The Canadian dollar was trading 0.1% lower at 1.2565 to the greenback, or 79.59 U.S. cents, after trading in a range of 1.2531 to 1.2587.

“A fairly orderly market for the loonie considering the losses being seen on oil, iron and copper,” said Amo Sahota, director at Klarity FX in San Francisco.

The price of oil, one of Canada’s major exports, settled 2.6% lower at $66.48 a barrel, extending last week’s steep losses. Investors worried that new coronavirus-related restrictions in Asia, especially China, could slow a global recovery in fuel demand.

Reduced expectations for Chinese growth could see USD-CAD probe above its 200-day moving average or the 1.26 threshold, Sahota said.

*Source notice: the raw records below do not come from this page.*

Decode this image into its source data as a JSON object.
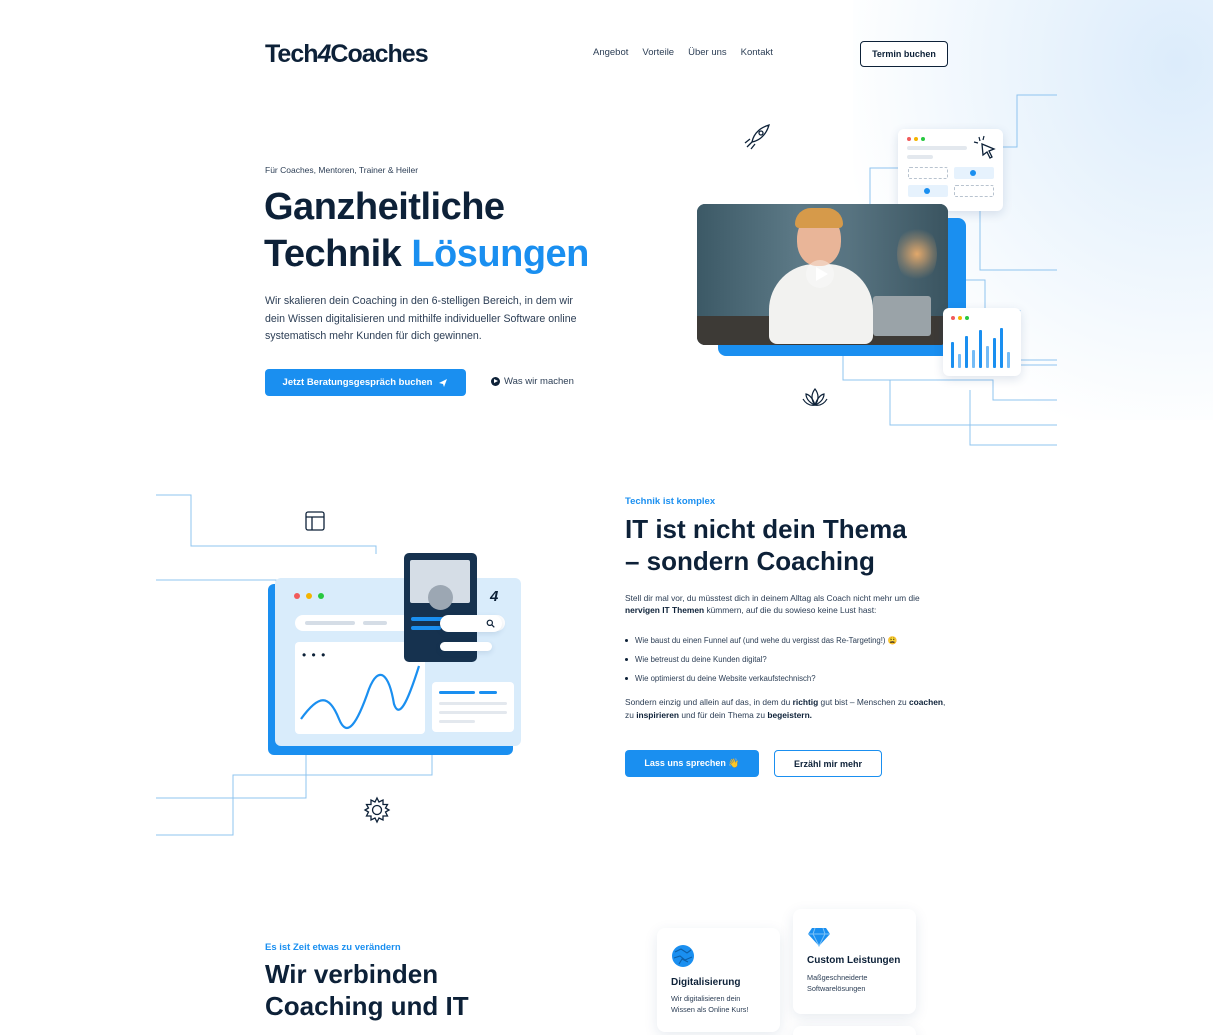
{
  "header": {
    "logo_prefix": "Tech",
    "logo_num": "4",
    "logo_suffix": "Coaches",
    "nav": [
      "Angebot",
      "Vorteile",
      "Über uns",
      "Kontakt"
    ],
    "cta": "Termin buchen"
  },
  "hero": {
    "eyebrow": "Für Coaches, Mentoren, Trainer & Heiler",
    "title_line1": "Ganzheitliche",
    "title_line2_plain": "Technik ",
    "title_line2_accent": "Lösungen",
    "text": "Wir skalieren dein Coaching in den 6-stelligen Bereich, in dem wir dein Wissen digitalisieren und mithilfe individueller Software online systematisch mehr Kunden für dich gewinnen.",
    "primary_cta": "Jetzt Beratungsgespräch buchen",
    "secondary_cta": "Was wir machen"
  },
  "section2": {
    "eyebrow": "Technik ist komplex",
    "title_line1": "IT ist nicht dein Thema",
    "title_line2": "– sondern Coaching",
    "intro_a": "Stell dir mal vor, du müsstest dich in deinem Alltag als Coach nicht mehr um die ",
    "intro_b": "nervigen IT Themen",
    "intro_c": " kümmern, auf die du sowieso keine Lust hast:",
    "bullets": [
      "Wie baust du einen Funnel auf (und wehe du vergisst das Re-Targeting!) 😩",
      "Wie betreust du deine Kunden digital?",
      "Wie optimierst du deine Website verkaufstechnisch?"
    ],
    "outro_a": "Sondern einzig und allein auf das, in dem du ",
    "outro_b": "richtig",
    "outro_c": " gut bist – Menschen zu ",
    "outro_d": "coachen",
    "outro_e": ", zu ",
    "outro_f": "inspirieren",
    "outro_g": " und für dein Thema zu ",
    "outro_h": "begeistern.",
    "cta_primary": "Lass uns sprechen 👋",
    "cta_secondary": "Erzähl mir mehr"
  },
  "section3": {
    "eyebrow": "Es ist Zeit etwas zu verändern",
    "title_line1": "Wir verbinden",
    "title_line2": "Coaching und IT",
    "cards": [
      {
        "title": "Digitalisierung",
        "desc": "Wir digitalisieren dein Wissen als Online Kurs!"
      },
      {
        "title": "Custom Leistungen",
        "desc": "Maßgeschneiderte Softwarelösungen"
      }
    ]
  },
  "colors": {
    "accent": "#1a8ff0",
    "navy": "#0d2138",
    "text": "#2c3e55"
  },
  "icons": [
    "rocket-icon",
    "cursor-icon",
    "lotus-icon",
    "layout-icon",
    "gear-icon",
    "search-icon",
    "diamond-icon",
    "globe-icon",
    "play-icon",
    "hand-wave-icon",
    "paper-plane-icon"
  ]
}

The 200-day moving average is at 1.2574.

The U.S. Senate on Sunday took further steps toward passing a bipartisan infrastructure bill that includes the largest U.S. investment in roads and bridges in decades. Canada sends about 75% of its exports to the United States.

Long delays were reported at the Canadian-U.S. border as Ottawa finally opened the border to fully vaccinated American tourists for the first time in 16 months.

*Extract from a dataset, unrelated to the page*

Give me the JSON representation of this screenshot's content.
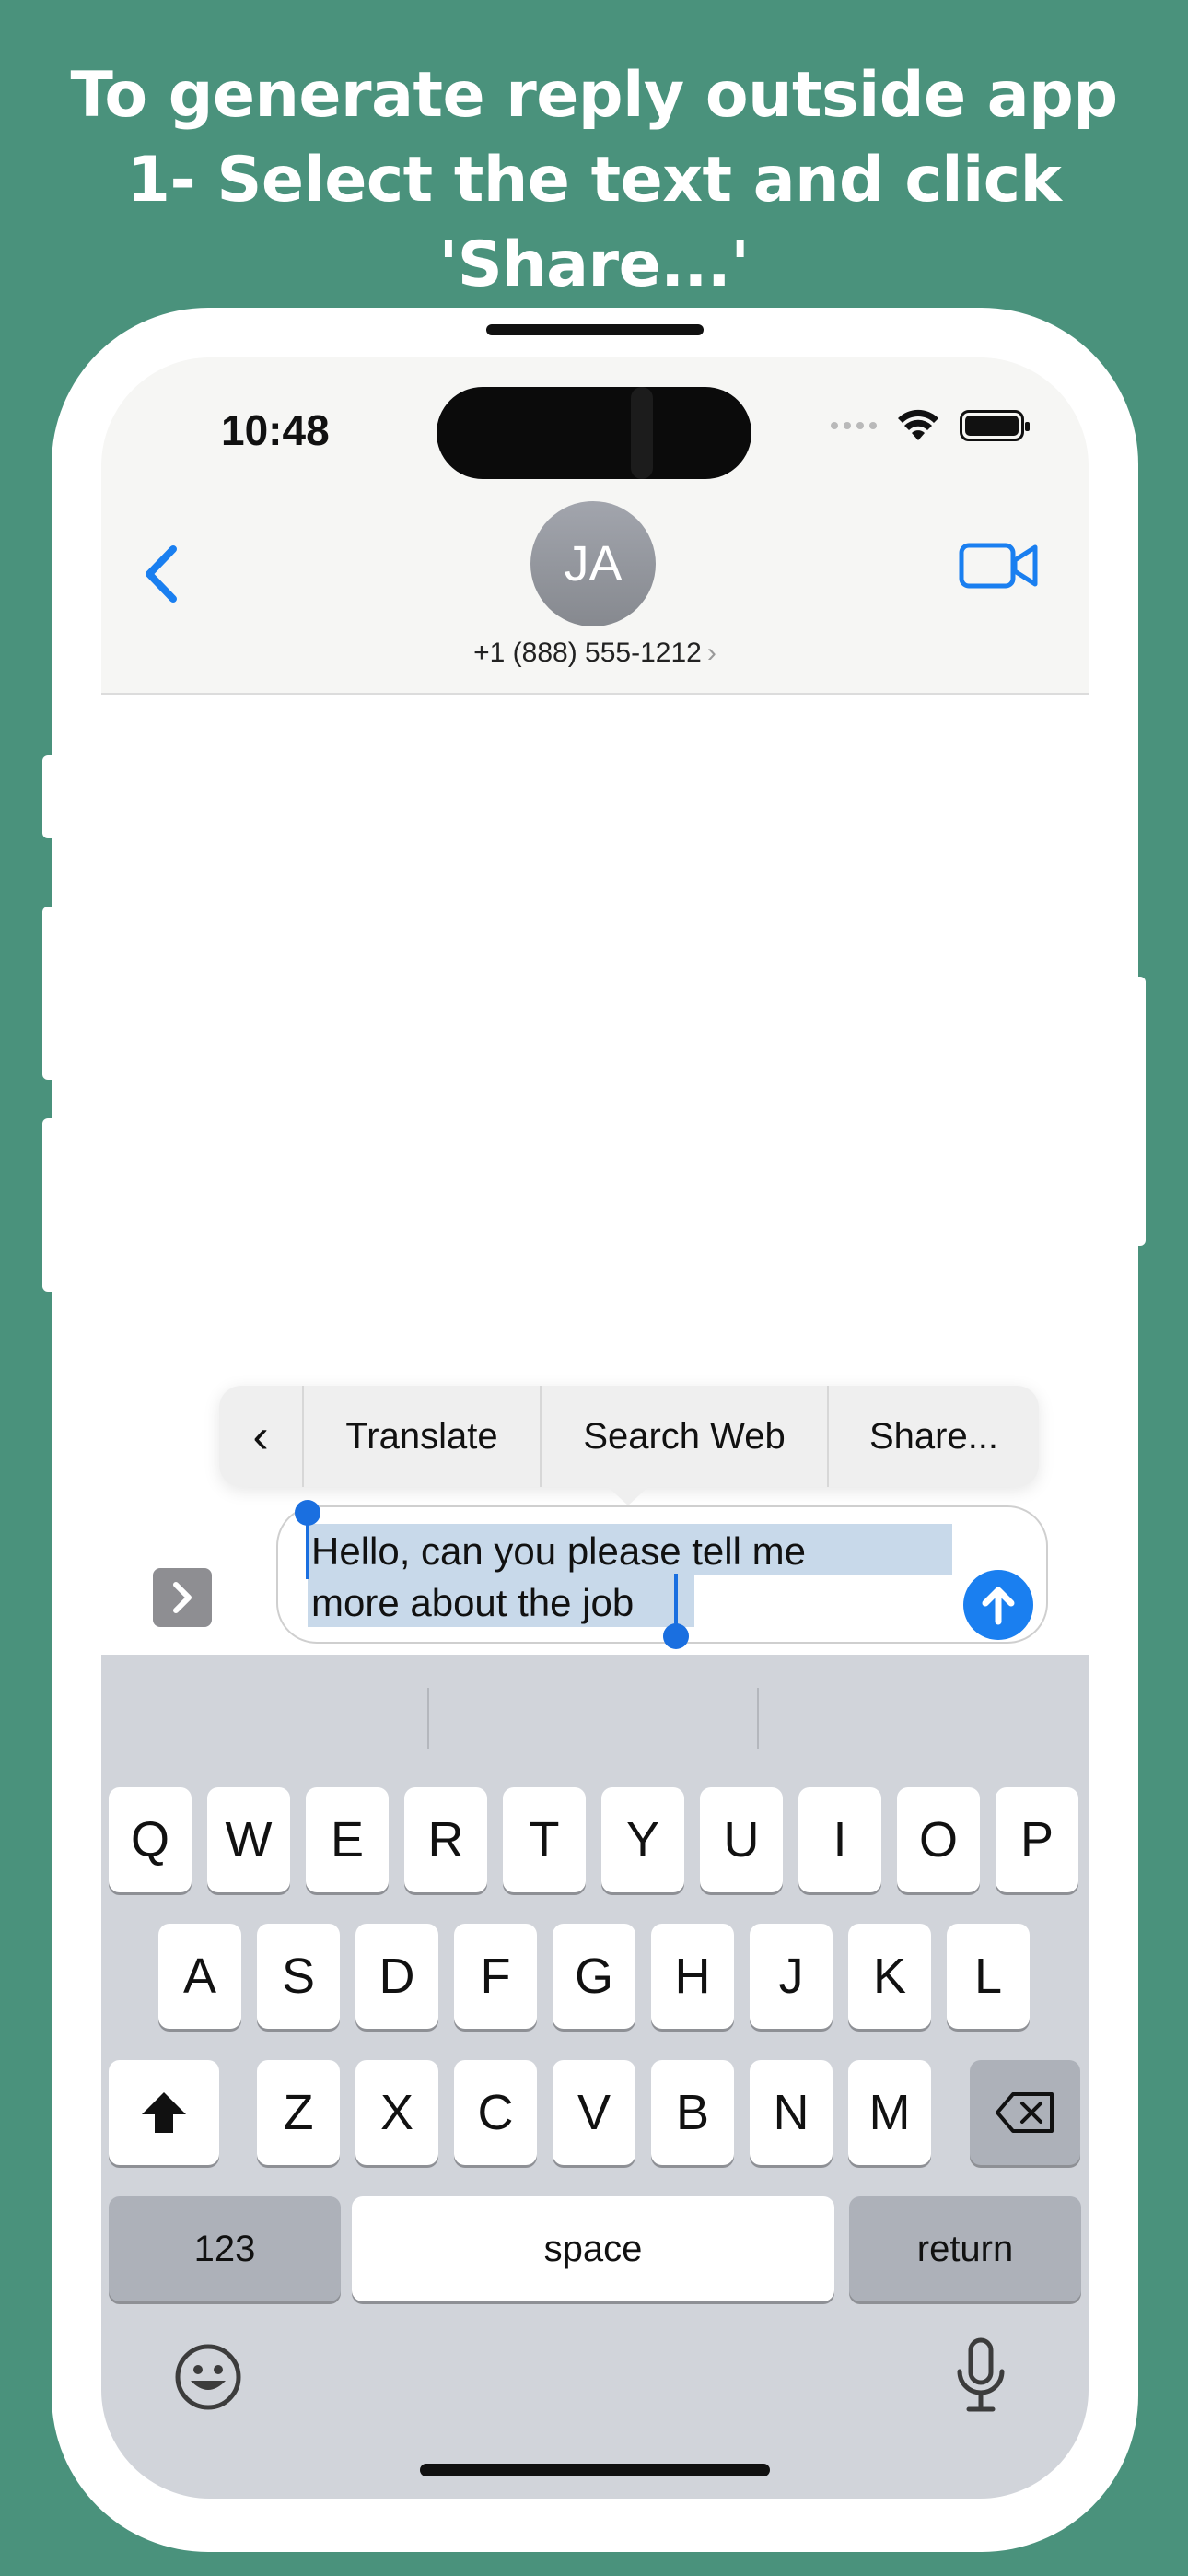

Investors were awaiting U.S. inflation data on Wednesday for further clues on the Federal Reserve policy outlook. A strong U.S. payrolls report last Friday was thought by some investors to take the Fed a step nearer to winding back its stimulus.

Canadian government bond yields were little changed across the curve, with the 10-year at 1.242%. Earlier in the day, it touched its highest since July 16 at 1.257%.